Why is being Rh negative a problem when you are pregnant? If you are Rh negative, there is a high likelihood that your baby will be Rh positive.  This is simply based on the fact that your partner is likely Rh positive (a pirate!).  Essentially, this means that your blood and your baby’s blood will likely be incompatible.  This incompatibility will not likely have any effect during your first pregnancy; however, if your baby’s blood leaks into your blood, which is a frequent occurrence during labor (and occasionally sooner if you have bleeding), your blood will develop antibodies against the Rh factor.  Much like you would keep a lookout for pirates after you saw them the first time, these antibodies patrol and attack any proteins that they see in the future.  This is called Rh sensitization.  In a future pregnancy with an Rh positive baby, your blood can attack your baby’s blood. 

What does it mean that my blood can attack my baby’s blood?  Once your blood has developed antibodies against the Rh factor, it can attack your baby’s red blood cells and kill them.  If this happens, it would essentially cause your baby to have anemia and can cause jaundice (yellowing of the skin), as well as more serious complications, such as brain damage, miscarriage or even stillbirth.  
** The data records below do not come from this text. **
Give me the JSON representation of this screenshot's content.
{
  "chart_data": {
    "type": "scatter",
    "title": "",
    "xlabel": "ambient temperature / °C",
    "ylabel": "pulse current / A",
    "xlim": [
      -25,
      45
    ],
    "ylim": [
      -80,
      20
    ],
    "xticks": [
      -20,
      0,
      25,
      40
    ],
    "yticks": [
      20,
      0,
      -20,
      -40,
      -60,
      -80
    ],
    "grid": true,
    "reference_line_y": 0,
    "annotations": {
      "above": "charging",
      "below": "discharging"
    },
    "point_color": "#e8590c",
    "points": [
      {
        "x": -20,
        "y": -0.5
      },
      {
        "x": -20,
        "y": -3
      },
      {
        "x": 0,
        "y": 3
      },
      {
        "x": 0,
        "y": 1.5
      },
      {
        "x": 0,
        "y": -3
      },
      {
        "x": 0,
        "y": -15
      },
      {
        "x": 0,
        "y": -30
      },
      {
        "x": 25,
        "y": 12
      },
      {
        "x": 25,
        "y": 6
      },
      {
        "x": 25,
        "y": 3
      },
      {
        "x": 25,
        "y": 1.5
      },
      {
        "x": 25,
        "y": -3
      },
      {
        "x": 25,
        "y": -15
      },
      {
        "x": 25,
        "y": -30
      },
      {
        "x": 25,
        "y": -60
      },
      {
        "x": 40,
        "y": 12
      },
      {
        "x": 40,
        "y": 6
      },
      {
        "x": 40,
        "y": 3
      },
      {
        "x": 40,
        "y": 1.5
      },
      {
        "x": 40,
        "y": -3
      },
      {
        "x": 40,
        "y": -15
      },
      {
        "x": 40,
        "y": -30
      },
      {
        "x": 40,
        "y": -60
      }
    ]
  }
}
How do we prevent sensitization?  If you are Rh negative, you will receive a shot called Rhogam during the time that your blood is most likely to be exposed to your baby’s blood (essentially, it provides a diversion for all of those pirate cells). This will prevent your body from developing antibodies and attacking your baby’s blood.  Rhogam is administered at 28 weeks because it will protect you from antibody formation for 12 weeks (essentially up until delivery).  Once you deliver, we will check the baby’s Rh status from a blood sample; if your baby is Rh positive then you will receive another dose of Rhogam to prevent any antibody formation that could have happened during bleeding from delivery. 


Would I need Rhogam any other time during the course of my pregnancy if I am Rh negative? Most women only receive Rhogam at 28 weeks and after delivery if their baby is Rh positive.  However, if you know that you are Rh negative and have had any of the following complications, you will likely need Rhogam to prevent sensitization: miscarriage, abortion, ectopic pregnancy, stillbirth, molar pregnancy, vaginal bleeding in early pregnancy, or abdominal injury during pregnancy. 


Bottom Line: If you are pregnant, you need to know your Rh status! If you happen to be Rh negative, make sure that everyone that takes care of you while you are pregnant (especially urgent care or the ER) is aware so they do not forget to administer Rhogam to prevent your blood from becoming sensitized!